The time is now for students and young people to take back their future and make their voices heard.

Texas students have visited the state capitol to share their opinions on key issues such as immigration, concealed carry laws and healthcare districts in disadvantaged counties. Students got involved by going to Senate and House sessions and testifying on bill hearings and proposals.

Staphany Ortega of University of Texas Pan-American travelled over 300 miles to testify on behalf of Hidalgo County and its healthcare district. This dedication shows the resolve of a woman who is invested in both her own future and the betterment of others.
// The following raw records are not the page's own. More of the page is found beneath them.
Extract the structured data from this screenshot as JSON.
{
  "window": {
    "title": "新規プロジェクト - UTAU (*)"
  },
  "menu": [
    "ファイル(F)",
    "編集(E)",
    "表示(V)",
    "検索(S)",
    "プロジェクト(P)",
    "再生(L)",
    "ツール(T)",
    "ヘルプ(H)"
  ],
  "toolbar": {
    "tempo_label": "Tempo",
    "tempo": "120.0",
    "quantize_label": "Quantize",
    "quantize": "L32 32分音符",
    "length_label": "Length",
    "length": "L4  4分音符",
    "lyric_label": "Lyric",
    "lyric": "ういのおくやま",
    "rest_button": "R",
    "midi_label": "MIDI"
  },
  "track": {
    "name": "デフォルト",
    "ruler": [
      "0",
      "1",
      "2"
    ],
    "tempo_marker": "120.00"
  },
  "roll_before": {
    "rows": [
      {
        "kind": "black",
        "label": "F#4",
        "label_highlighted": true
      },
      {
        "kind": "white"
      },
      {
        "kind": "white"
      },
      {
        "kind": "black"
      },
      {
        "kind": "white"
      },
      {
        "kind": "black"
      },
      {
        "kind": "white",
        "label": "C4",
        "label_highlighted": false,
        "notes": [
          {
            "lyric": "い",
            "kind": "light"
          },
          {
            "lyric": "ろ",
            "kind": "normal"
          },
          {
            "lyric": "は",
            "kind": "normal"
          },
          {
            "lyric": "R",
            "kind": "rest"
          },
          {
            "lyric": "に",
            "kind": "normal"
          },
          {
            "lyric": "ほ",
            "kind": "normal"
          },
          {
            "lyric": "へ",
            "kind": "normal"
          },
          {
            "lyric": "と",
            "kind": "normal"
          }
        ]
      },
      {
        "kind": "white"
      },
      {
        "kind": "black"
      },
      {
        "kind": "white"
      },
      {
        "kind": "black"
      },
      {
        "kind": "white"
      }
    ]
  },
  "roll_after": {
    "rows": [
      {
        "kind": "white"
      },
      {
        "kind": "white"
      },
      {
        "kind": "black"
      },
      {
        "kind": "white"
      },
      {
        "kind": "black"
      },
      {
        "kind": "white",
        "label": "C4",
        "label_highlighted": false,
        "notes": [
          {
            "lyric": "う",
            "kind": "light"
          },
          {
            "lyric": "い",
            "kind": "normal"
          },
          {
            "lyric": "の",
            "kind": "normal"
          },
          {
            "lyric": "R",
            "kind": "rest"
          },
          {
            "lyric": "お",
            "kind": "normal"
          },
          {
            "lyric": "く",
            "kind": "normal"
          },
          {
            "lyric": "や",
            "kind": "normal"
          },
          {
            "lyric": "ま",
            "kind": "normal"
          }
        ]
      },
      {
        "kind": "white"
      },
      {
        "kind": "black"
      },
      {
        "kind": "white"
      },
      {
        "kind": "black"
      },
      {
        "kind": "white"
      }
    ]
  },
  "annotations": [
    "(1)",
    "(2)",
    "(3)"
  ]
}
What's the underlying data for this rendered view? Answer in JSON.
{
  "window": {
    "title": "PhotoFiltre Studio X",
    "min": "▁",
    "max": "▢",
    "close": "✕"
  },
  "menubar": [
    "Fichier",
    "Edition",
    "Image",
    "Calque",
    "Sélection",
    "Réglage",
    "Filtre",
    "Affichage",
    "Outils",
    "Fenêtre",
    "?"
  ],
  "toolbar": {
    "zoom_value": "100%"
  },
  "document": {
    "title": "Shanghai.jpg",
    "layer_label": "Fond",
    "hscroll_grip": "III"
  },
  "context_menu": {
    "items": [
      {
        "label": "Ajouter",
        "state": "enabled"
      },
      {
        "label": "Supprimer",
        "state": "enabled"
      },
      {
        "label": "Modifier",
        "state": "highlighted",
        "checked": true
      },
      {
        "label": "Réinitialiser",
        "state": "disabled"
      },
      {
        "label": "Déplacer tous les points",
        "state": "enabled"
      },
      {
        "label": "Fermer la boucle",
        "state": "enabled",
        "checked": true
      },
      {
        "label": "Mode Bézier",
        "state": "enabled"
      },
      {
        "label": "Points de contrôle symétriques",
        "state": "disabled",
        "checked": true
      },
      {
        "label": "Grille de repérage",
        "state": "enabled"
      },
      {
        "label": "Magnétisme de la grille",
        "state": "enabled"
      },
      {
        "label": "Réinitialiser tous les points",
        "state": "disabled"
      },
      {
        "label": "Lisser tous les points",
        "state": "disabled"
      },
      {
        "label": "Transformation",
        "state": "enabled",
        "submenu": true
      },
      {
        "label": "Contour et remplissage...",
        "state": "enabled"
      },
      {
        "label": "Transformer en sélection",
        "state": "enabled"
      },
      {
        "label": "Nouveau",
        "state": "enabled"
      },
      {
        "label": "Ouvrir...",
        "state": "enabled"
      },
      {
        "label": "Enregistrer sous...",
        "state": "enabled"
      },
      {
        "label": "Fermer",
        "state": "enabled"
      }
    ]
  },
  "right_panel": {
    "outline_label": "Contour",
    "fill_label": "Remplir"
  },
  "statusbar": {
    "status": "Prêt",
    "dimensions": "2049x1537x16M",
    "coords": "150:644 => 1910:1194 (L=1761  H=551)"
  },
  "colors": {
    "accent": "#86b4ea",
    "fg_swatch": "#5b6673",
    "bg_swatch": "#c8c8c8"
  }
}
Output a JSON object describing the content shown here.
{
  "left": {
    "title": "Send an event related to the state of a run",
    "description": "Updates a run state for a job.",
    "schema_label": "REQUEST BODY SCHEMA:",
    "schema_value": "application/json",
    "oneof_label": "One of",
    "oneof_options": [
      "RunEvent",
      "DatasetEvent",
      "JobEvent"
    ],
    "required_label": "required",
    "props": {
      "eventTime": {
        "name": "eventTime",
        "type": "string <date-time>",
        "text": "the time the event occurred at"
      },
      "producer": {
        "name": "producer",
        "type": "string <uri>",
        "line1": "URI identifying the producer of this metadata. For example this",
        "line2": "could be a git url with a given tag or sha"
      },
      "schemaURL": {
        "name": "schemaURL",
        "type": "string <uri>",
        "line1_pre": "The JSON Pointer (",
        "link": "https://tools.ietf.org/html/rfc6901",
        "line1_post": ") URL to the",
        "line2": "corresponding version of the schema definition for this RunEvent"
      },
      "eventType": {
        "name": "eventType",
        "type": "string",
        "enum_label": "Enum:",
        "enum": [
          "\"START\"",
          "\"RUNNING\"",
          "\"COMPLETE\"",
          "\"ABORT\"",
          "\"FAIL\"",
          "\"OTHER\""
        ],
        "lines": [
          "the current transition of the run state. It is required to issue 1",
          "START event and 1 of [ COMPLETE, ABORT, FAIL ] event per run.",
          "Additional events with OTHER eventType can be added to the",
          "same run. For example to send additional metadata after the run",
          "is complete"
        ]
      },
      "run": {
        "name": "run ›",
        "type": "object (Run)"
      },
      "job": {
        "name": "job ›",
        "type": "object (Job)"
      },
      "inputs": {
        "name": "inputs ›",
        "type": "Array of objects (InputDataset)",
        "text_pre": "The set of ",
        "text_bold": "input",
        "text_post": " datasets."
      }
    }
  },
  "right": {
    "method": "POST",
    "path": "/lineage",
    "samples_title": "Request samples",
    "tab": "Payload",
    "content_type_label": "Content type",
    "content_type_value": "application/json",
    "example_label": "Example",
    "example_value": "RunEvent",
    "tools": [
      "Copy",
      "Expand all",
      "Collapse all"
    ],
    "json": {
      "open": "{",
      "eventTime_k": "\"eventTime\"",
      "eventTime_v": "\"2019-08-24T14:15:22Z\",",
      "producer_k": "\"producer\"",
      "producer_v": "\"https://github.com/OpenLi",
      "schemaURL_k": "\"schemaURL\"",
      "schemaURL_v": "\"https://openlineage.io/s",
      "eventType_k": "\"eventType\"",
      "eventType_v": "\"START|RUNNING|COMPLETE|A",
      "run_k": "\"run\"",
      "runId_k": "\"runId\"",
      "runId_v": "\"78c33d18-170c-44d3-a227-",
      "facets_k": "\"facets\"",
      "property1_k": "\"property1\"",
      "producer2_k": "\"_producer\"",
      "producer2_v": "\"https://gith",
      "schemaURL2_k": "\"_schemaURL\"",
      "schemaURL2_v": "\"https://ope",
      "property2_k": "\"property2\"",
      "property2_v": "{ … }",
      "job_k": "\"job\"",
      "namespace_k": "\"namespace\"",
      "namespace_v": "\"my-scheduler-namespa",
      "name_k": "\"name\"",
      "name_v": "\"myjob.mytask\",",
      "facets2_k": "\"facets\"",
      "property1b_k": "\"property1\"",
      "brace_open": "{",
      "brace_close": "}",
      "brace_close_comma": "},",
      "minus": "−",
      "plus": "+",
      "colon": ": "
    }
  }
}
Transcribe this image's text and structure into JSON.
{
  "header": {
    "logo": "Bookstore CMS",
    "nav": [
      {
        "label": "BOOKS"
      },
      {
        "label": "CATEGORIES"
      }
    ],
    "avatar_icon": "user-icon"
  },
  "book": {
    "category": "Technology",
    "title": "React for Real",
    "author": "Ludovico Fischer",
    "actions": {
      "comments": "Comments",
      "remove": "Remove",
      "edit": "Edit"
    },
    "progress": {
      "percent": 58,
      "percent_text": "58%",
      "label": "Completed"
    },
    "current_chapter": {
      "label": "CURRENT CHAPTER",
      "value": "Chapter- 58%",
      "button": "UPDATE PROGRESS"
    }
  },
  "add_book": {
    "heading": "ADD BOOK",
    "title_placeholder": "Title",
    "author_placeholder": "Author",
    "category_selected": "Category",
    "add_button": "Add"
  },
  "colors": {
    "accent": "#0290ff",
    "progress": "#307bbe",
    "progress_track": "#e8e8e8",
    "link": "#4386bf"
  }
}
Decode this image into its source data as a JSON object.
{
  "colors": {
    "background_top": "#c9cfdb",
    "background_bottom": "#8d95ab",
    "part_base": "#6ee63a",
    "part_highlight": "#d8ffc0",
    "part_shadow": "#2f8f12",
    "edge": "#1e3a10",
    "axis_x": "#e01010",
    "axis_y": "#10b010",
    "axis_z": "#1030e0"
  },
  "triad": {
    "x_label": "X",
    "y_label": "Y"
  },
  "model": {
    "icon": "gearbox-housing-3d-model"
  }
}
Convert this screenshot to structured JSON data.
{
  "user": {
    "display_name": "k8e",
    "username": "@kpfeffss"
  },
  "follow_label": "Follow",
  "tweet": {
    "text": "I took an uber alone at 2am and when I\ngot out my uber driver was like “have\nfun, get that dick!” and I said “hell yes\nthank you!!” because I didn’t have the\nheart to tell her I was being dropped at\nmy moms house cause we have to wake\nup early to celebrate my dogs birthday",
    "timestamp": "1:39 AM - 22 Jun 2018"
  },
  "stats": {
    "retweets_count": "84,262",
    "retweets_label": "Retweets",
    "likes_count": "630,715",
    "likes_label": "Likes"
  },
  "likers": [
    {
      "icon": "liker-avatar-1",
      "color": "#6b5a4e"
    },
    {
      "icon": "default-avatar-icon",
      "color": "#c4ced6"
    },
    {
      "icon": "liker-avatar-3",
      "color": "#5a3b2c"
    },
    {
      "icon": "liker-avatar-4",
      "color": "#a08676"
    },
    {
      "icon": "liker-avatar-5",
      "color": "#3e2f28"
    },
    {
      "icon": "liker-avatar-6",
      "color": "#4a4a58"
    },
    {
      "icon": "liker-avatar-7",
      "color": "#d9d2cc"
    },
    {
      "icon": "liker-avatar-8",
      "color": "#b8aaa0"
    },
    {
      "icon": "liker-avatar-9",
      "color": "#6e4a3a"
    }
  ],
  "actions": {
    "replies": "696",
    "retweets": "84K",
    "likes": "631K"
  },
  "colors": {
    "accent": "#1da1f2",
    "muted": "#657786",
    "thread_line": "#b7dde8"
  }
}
San Marcos is a hop, skip and a jump away from Austin, so students should use that proximity to their advantage. Taking a quick drive down to Austin to lobby and use one’s first amendment rights to evoke change or consistency should be of importance. The importance is further emphasized by the fact everything set in place now, both good and bad, will be inherited by the current generation.

Unfortunately, the Texas legislative session adjourns on June 1, and the next one will not start until the beginning of 2017. Those deciding to don their patriot caps as they march up to the capitol to stick it to “the man” due to this convincing editorial may have to wait until next year for their performance.

All jokes aside, being involved in the future of one’s state or nation is a thing to be admired and recommended. Student Government at Texas State is a good place to get started if Bobcats cannot wait until 2017 to satiate their appetites. Officials with the organization hold open forums during their meetings, and due to limited attendance, students will find no problem getting a word in edgewise.

Cat Chat with President Denise Trauth is another stepping-stone for students who want to be more active. Trauth wants to hear from students about ways the university can be enriched.

Getting involved in local politics would bring change in the City of San Marcos. Students constitute a large portion of city’s population. Members of the San Marcos City Council encourage people to speak at their hearings and bimonthly meetings.

People cannot complain about what is going on unless they are active members in the civic process. No one likes a Monday morning quarterback or a backseat driver. Not being involved is fine, but people who do not participate should not nag and complain the moment things change for the worse. People have the right and the privilege to allow their voices to be heard. Those that have the means and resources to participate in the civic process who choose to stay quiet must renounce their right to complain about issues they could have campaigned for or against.

Students who want to get involved in the legislative process by testifying during congressional hearings can visit the Texas House or Representatives witness registration page to sign up for a meeting. People can access the website using their mobile devices through the capitol’s public wireless connection. They can visit the five kiosk stations outside the Texas Capitol at the Capitol Extension for wireless connection as well.